The Ascher family owned shops with silk in Prague before the Second World War. The son of the founder, (Zikmund, born 1910) Zika continued in the enterprise, which catered to so many. He married Lída Tydlitátová, but he never returned from the honeymoon in Norway in the year 1939.
Ascher Squares are famous all over the world!
He founded a company in London for printing on fabrics which were used for the production of women’s clothing . He collaborated with famous artists, such as was Henri Matisse, Henry Moore, Cecil Beaton, Alexander Caldera and others. He produced fabrics and shawls according to their designs. And so the luxury collection of thirty silk shawls, Ascher Squares, was born, and became a world bestseller. Ascher’s glorious career could start!
World fashion designers loved his fabrics
They appeared in all prestigious fashion magazines. Some of the most famous fashion houses, such as Dior, Balenciaga, Lanvin, Cardin, Y. S. Laurent, Fabiani, Givenchy and others, used his fabrics for their luxury fashion collections. Garments from Ascher’s fabrics were worn by the British Queen, or Lady Diana. Lída Ascher was very creative, and in the year 1961 she created her own boutique Lida Ascher Boutique. Her outfits were successfully sold in London, Paris or on the American market.
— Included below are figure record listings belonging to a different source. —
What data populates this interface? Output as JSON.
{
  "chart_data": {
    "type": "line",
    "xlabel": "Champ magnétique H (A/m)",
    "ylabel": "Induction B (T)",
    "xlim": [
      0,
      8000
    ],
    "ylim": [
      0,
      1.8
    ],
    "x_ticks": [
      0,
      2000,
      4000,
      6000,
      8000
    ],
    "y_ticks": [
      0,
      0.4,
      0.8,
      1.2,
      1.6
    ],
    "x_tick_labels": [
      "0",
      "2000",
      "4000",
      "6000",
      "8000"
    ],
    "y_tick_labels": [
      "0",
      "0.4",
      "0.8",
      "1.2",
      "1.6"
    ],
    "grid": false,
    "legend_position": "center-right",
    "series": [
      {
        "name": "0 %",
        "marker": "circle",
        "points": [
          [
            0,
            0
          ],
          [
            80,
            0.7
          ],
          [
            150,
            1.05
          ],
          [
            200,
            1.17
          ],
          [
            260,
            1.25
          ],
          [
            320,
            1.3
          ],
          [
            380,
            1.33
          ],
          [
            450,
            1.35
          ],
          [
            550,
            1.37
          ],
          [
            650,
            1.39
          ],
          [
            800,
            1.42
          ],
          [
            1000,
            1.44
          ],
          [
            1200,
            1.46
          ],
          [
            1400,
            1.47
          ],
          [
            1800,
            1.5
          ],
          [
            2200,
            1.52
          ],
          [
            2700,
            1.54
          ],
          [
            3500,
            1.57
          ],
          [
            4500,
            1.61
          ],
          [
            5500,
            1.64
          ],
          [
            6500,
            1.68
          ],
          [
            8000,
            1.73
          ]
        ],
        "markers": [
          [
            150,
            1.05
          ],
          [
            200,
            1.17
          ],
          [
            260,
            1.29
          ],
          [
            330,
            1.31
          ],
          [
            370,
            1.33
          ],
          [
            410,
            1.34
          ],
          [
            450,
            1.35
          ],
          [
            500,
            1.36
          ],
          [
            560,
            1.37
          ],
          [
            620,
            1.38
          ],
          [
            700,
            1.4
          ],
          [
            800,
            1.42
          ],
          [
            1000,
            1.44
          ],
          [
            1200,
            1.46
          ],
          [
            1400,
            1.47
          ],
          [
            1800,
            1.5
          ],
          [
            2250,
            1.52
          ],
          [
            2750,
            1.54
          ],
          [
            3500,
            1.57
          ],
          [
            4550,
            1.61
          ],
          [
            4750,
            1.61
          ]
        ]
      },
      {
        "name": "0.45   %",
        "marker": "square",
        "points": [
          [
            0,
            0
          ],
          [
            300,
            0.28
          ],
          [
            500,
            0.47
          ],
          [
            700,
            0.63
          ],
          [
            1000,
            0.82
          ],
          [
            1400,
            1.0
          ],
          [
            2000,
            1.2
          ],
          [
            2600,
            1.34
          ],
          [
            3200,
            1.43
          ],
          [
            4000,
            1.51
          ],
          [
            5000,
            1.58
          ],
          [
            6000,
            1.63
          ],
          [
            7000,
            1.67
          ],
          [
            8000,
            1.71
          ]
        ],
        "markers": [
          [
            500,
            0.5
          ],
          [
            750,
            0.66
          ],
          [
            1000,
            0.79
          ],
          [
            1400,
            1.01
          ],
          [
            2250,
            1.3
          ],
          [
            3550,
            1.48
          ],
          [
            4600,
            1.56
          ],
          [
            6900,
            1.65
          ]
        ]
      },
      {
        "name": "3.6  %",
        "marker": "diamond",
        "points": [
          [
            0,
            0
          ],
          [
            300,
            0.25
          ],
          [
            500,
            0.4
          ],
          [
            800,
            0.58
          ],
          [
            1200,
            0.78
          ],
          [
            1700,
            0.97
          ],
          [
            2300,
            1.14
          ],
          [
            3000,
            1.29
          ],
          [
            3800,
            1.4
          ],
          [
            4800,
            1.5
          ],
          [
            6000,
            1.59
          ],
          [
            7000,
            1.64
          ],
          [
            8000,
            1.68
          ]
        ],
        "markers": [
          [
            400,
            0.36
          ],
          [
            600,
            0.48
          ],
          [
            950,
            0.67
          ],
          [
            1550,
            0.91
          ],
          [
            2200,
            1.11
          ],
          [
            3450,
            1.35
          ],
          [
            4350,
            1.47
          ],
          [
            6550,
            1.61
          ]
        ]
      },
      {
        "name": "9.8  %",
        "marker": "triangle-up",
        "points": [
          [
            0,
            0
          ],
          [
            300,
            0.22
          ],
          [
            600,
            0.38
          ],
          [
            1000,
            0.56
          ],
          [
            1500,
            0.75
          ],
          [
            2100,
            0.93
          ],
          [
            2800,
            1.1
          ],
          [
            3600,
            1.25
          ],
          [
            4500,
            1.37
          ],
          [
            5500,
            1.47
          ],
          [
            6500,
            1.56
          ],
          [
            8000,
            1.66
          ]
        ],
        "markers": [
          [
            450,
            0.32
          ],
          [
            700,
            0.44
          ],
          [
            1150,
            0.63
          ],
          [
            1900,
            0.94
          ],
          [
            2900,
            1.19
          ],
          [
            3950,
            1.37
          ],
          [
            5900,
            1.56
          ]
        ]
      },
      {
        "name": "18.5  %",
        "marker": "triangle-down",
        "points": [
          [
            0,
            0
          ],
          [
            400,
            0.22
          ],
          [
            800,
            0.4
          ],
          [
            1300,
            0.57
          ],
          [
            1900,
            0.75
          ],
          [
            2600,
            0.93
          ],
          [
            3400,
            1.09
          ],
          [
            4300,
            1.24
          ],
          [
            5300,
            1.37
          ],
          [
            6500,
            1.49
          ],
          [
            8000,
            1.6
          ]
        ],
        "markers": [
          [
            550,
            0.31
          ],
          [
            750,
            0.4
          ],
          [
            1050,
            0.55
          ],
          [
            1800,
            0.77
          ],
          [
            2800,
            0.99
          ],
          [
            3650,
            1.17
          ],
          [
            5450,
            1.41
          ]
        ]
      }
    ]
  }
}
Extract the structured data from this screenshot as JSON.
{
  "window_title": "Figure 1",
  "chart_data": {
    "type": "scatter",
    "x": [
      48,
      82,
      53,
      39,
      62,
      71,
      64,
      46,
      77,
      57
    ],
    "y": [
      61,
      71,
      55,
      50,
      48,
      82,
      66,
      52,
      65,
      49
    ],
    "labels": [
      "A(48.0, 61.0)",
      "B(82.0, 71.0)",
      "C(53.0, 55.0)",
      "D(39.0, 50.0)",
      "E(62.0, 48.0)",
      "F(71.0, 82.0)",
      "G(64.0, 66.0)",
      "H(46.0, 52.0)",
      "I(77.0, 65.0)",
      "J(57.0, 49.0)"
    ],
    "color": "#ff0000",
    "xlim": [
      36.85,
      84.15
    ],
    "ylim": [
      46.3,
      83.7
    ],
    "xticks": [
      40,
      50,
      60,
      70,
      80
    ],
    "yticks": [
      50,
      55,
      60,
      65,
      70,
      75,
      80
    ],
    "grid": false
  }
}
The luxury exhibition at the Museum of Decorative Arts will be open until 15.9.2019. And why does it bear the title Mad Silkman? Zika Ascher was also a national representative of Czechoslovakia in downhill skiing, in the year 1938 he even became the winner of the Grand Prize in Czechoslovakia. For his fast and dangerous skiing, he was named the ‘Mad Silkman’ by the news. However, in international media, he was known by the monikers ‘King of Colour’, or the ‘Prince of Prints’.